After exited the shutdown space to back you, how has that partnership changed the way cap table data integrates into the dissolution process? Is the goal a “one-click” shutdown?
Carta has been very helpful. We’ve been working closely with them, and it’s been valuable not just for improving the product (cap table side of things) and user experience, but also for strengthening the brand and reputation venture-backed founders expect.
That said, the reality is that cap table data, even when coming from a system like Carta, still requires validation and context. Companies evolve over time, and by the time they’re shutting down, there are often nuances that need to be reconciled. So while integration helps streamline things, it doesn’t eliminate the need for thoughtful review.
On the idea of a one-click shutdown: We think about that a bit differently. There are definitely parts of the process that should feel close to one-click, such as pulling in cap-table data, generating documents and calculating distributions
But a shutdown is the unwinding of everything that went into building a company — contracts, obligations, stakeholders, and decisions made over years. There are some decisions that can and should be made by the founder themselves such as how to communicate with employees, investors and vendors. That’s not something that can, or should, be reduced to a single action.
You’ve often said that automating shutdowns helps break the taboo of failure. In 2026, are you seeing founders talk about their SimpleClosure experience as openly as they talk about their seed rounds?
We’re definitely seeing a shift.
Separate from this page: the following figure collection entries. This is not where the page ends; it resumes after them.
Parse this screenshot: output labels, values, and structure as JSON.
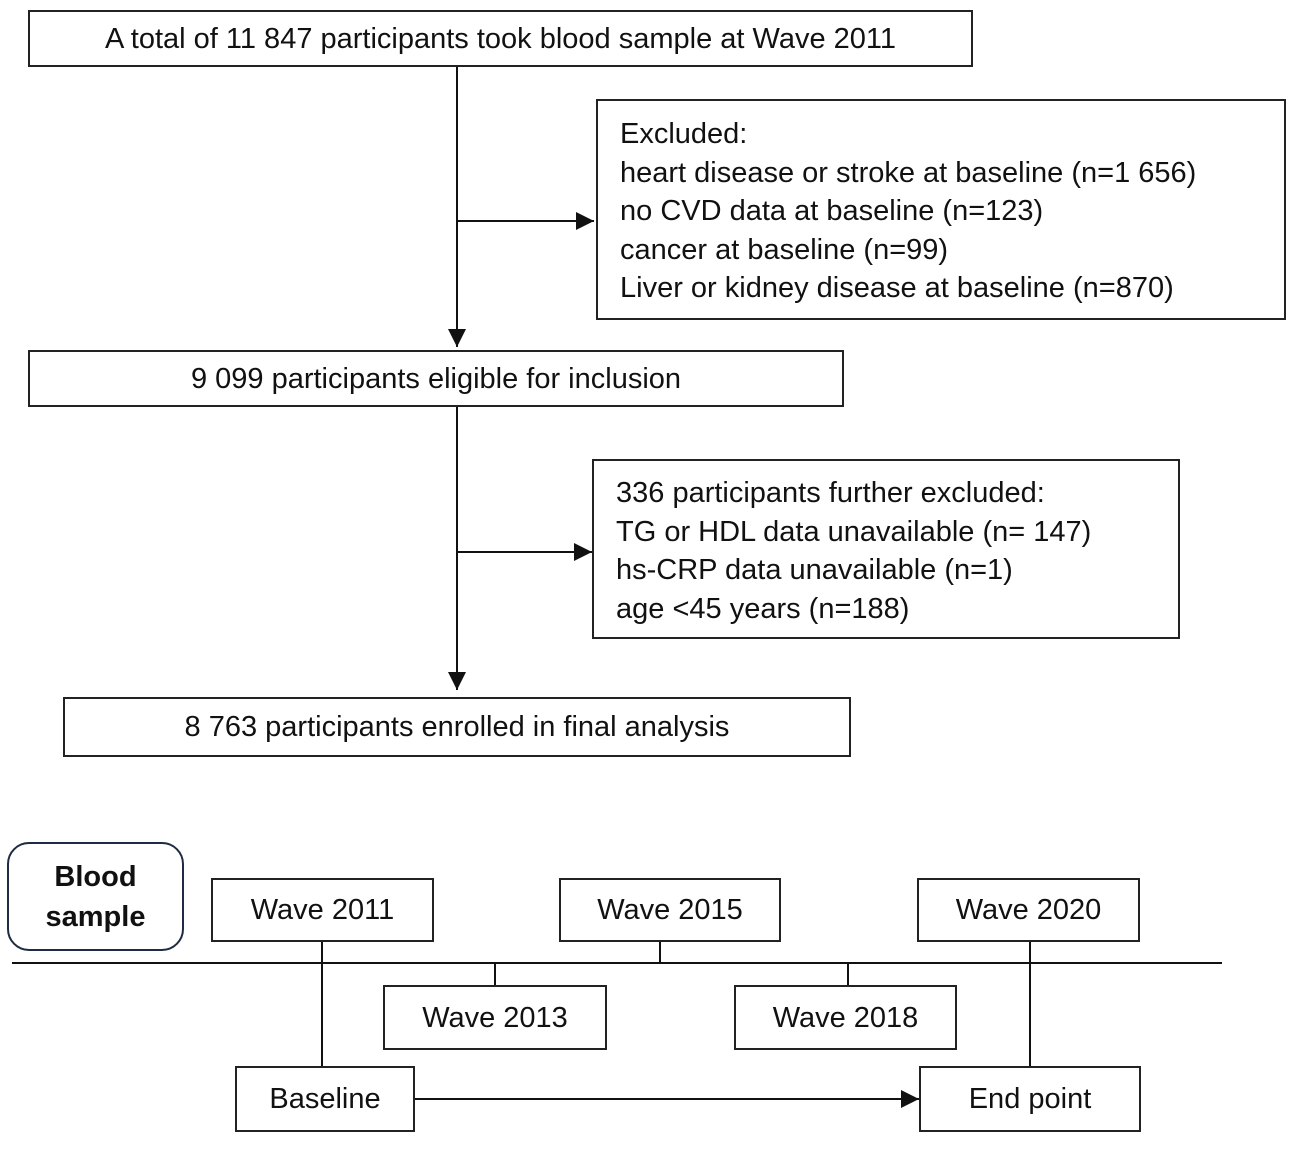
{
  "flowchart": {
    "start": "A total of 11 847 participants took blood sample at Wave 2011",
    "exclusion1": {
      "heading": "Excluded:",
      "items": [
        "heart disease or stroke at baseline (n=1 656)",
        "no CVD data at baseline (n=123)",
        "cancer at baseline (n=99)",
        "Liver or kidney disease at baseline (n=870)"
      ]
    },
    "eligible": "9 099 participants eligible for inclusion",
    "exclusion2": {
      "heading": "336 participants further excluded:",
      "items": [
        "TG or HDL data unavailable (n= 147)",
        "hs-CRP data unavailable (n=1)",
        "age <45 years (n=188)"
      ]
    },
    "final": "8 763 participants enrolled in final analysis"
  },
  "timeline": {
    "blood_sample_line1": "Blood",
    "blood_sample_line2": "sample",
    "waves": {
      "w2011": "Wave 2011",
      "w2013": "Wave 2013",
      "w2015": "Wave 2015",
      "w2018": "Wave 2018",
      "w2020": "Wave 2020"
    },
    "baseline": "Baseline",
    "endpoint": "End point"
  }
}
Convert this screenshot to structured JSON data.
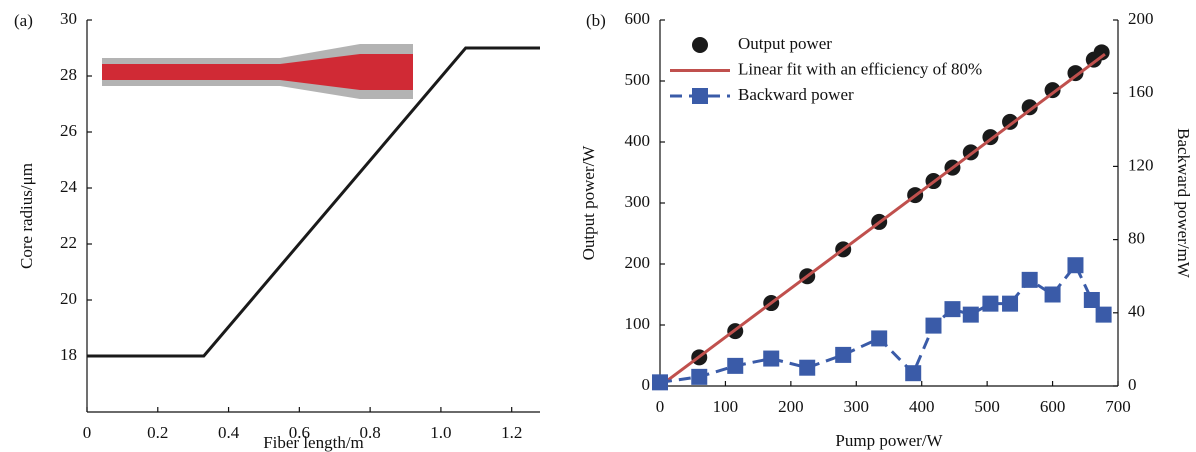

More founders are talking about their SimpleClosure experience in the same breath as their fundraising story, because for many of them, shutting down is part of the story. I can point to any of our customer testimonials to demonstrate that founders are increasingly willing to share their experience.
But I don’t want to overstate it. The stigma hasn’t disappeared. There’s still a version of founder culture where talking about closing your company feels like admitting defeat. What we are seeing is that SimpleClosure gives founders a way to close with their heads held high — the process is clean, documented and professional, and that changes both how they talk about it afterward and their relationships with investors, employees, vendors and other stakeholders moving forward.
A significant portion of your users are already working on their next company. What is the most common lesson learned you hear from founders who used your platform to close their first venture?
- A lot of founders say some version of “I knew earlier than I acted.” They reflect that they held on just a bit too long, hoping for a turnaround, a fundraise, or a breakthrough. In doing so, they burned additional time, money, and energy that could have been preserved, as well as saving themselves some extra heartbreak. They could have started their next company already.
- It’s not just your company or your money. You have obligations to vendors, employees, investors. And those obligations don’t go away just because things didn’t work out. The founders who go through a structured wind-down come out with a much clearer understanding of responsibility, and that shows up very differently in how they operate the next time.
- How much unnecessary complexity founders take on without a downside plan. Debt, grants, multistate operations, vendor contracts … all of it feels manageable when things are going well. But during a shutdown, that complexity becomes friction and liability quickly. We’ve seen second-time founders are much more intentional in all fronts, from limiting vendors to debating whether to bootstrap for as long as possible. Indeed, these are many of the same lessons I have learned myself over my career as a founder.